Kaas, kennis, kunst

Op een vrijdag in juli mocht ik na ruim anderhalf jaar lockdowns weer een keer een werkreisje maken: naar Art Rotterdam. Niet om de expositie in detail te bekijken, maar om een middag samen met kunstenaar Suzanne Bernhardt met bezoekers te praten over een onderwerp dat ons beiden na aan het hart ligt: het koloniale verleden en heden van Nederlandse kaas.

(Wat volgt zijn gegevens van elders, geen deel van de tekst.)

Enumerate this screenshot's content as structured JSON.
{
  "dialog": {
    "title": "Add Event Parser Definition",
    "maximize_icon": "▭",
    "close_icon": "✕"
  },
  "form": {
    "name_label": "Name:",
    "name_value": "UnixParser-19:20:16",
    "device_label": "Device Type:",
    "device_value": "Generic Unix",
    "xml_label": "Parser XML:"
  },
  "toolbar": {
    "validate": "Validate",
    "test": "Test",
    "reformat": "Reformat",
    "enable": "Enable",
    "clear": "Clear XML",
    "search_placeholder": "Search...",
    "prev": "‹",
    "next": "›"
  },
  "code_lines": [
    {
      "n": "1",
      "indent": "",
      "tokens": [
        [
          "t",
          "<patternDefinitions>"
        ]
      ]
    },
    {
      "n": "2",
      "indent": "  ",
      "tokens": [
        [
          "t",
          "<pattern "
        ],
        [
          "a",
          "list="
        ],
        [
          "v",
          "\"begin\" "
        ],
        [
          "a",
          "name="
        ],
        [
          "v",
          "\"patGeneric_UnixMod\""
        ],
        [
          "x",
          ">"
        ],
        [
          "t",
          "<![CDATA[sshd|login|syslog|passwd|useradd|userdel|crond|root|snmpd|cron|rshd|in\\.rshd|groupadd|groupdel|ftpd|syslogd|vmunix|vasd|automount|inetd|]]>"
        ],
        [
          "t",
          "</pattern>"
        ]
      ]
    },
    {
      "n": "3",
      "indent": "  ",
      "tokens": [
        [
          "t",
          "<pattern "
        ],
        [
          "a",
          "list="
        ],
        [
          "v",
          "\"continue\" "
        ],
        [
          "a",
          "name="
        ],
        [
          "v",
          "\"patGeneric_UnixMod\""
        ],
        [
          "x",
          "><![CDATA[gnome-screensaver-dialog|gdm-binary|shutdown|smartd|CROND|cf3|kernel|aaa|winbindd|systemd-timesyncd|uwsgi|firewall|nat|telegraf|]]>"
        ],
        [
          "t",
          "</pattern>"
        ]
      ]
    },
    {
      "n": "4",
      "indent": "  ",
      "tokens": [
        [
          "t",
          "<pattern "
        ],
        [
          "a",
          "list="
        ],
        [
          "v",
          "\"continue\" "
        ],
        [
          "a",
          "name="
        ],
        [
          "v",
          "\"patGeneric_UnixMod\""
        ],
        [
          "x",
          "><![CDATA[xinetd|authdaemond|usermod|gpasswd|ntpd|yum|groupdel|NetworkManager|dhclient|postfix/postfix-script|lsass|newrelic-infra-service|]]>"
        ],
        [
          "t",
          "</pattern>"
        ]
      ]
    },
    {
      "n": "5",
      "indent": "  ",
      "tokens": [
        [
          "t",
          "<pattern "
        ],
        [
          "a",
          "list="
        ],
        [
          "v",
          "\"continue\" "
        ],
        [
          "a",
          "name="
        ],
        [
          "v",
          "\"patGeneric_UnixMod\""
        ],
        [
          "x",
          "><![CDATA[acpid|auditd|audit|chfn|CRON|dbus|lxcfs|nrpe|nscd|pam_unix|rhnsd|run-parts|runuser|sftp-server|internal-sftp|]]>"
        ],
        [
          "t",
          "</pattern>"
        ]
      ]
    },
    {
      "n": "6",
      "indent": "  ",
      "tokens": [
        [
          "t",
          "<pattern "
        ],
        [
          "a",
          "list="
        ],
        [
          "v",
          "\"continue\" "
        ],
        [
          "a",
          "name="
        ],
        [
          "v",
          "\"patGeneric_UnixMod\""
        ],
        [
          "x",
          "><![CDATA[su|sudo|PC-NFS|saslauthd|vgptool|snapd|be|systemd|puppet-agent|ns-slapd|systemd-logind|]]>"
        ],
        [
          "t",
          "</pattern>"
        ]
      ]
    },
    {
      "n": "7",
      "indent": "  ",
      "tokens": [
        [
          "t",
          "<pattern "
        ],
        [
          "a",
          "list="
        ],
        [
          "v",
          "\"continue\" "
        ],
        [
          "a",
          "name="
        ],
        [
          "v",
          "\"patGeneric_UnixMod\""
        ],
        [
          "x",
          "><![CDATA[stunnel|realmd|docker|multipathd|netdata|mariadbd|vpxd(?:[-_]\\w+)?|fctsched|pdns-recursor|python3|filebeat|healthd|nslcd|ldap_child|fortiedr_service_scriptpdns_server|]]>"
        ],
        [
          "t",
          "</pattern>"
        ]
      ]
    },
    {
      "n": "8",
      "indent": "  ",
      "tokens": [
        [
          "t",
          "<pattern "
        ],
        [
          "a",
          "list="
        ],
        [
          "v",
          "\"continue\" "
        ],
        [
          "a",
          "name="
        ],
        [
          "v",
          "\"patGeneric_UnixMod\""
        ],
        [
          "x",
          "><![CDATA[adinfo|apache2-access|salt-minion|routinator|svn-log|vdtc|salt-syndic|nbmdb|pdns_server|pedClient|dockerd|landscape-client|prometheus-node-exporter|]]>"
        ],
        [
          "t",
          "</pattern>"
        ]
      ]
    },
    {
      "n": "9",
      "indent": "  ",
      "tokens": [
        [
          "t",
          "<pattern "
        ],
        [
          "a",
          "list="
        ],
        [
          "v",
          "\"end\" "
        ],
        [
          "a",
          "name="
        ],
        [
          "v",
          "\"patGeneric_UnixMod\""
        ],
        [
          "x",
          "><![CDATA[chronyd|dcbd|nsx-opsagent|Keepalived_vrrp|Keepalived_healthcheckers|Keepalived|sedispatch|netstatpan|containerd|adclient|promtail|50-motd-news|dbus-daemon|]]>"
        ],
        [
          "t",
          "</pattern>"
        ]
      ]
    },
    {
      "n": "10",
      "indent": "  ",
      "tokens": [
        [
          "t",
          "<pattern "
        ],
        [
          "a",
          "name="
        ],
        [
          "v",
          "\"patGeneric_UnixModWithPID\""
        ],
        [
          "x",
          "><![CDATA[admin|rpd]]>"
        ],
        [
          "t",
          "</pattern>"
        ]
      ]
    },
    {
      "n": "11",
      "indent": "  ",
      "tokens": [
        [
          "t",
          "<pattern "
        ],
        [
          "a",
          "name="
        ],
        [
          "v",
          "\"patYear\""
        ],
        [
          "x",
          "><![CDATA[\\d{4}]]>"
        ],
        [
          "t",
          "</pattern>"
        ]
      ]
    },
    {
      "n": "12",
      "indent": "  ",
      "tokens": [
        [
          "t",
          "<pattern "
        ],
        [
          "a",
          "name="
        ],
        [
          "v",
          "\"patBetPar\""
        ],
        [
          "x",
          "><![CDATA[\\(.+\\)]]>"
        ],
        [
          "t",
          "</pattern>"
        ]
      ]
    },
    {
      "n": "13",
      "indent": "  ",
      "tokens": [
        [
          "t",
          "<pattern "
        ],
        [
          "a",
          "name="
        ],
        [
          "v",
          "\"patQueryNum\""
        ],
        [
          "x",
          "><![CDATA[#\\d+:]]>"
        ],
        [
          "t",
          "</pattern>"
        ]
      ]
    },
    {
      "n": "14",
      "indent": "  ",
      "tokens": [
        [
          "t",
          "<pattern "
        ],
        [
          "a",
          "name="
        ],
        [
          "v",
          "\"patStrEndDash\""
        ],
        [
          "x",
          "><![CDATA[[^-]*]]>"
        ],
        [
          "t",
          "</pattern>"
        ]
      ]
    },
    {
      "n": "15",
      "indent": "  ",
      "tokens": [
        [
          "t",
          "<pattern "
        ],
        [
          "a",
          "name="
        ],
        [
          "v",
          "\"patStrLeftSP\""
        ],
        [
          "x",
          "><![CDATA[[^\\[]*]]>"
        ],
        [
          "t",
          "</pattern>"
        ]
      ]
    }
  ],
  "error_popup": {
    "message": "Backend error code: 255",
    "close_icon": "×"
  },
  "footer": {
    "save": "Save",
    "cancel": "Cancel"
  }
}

Onafhankelijk van elkaar waren we erachter gekomen dat die mooie, harde, gele Nederlandse kaas helemaal niet zo’n puur Nederlands product is als we vaak denken. De reden: wintermelk is anders dan zomermelk. In de winter, als de koeien binnen staan, eten ze geen vers gras maar hooi. Daar zit minder caroteen in dan in vers gras, met als gevolg dat kaas gemaakt van wintermelk lichter geel van kleur is dan kaas gemaakt van zomermelk. Al sinds minstens de zeventiende eeuw wordt kaas daarom bijgekleurd met oranje-rode kleurstoffen, zodat ze het hele jaar door een constante gele kleur heeft. Verwijzingen daarnaar had ik in zeventiende-eeuwse bronnen aangetroffen.

         

 

 

 

De kleurstoffen die daar tegenwoordig het meeste voor gebruikt worden zijn caroteen, ofwel E160a, en anatto, ofwel E160b. Caroteen kan worden geïsoleerd uit verschillende planten – voor commerciële doeleinden worden meestal worteltjes gebruikt. Anatto heeft ook een plantaardige oorsprong, en wordt al langer dan caroteen gebruikt: het wordt gemaakt van de zaden van de achiotestruik, die van nature in Midden- en Zuid-Amerika groeit. Suzanne ontdekte deze link tussen Nederlandse kaas en een vergeten koloniaal verleden toen zij tijdens een verblijf in Guyana een stuk geïmporteerde Nederlandse kaas vond in een winkel met daarin de kleurstof die ze ook had aangetroffen in de zaden van een plant op het terrein van haar gastheer.

 

 

Gefascineerd door deze verbinding begon Suzanne samen met een ambachtelijke kaasmaker in Nederland te experimenteren met het zichtbaar en proefbaar maken van deze koloniale geschiedenis. Toen we elkaar toevallig via Instagram ontmoetten, besloten we al snel om samen te werken. Suzanne is een denker en maker, en was op zoek naar meer historische informatie over anatto. Binnen NL-Lab werk ik met Geertje Mak en Leonie Cornips aan een project over kaas en Nederlandse identiteit: Kaas s/maakt Nederland/s, en wij waren ook benieuwd naar de koloniale geschiedenis van Nederlandse kaas. Marijn Stouthamer werd aangenomen als onderzoeksstagiair om dit deelonderzoek verder uit te werken.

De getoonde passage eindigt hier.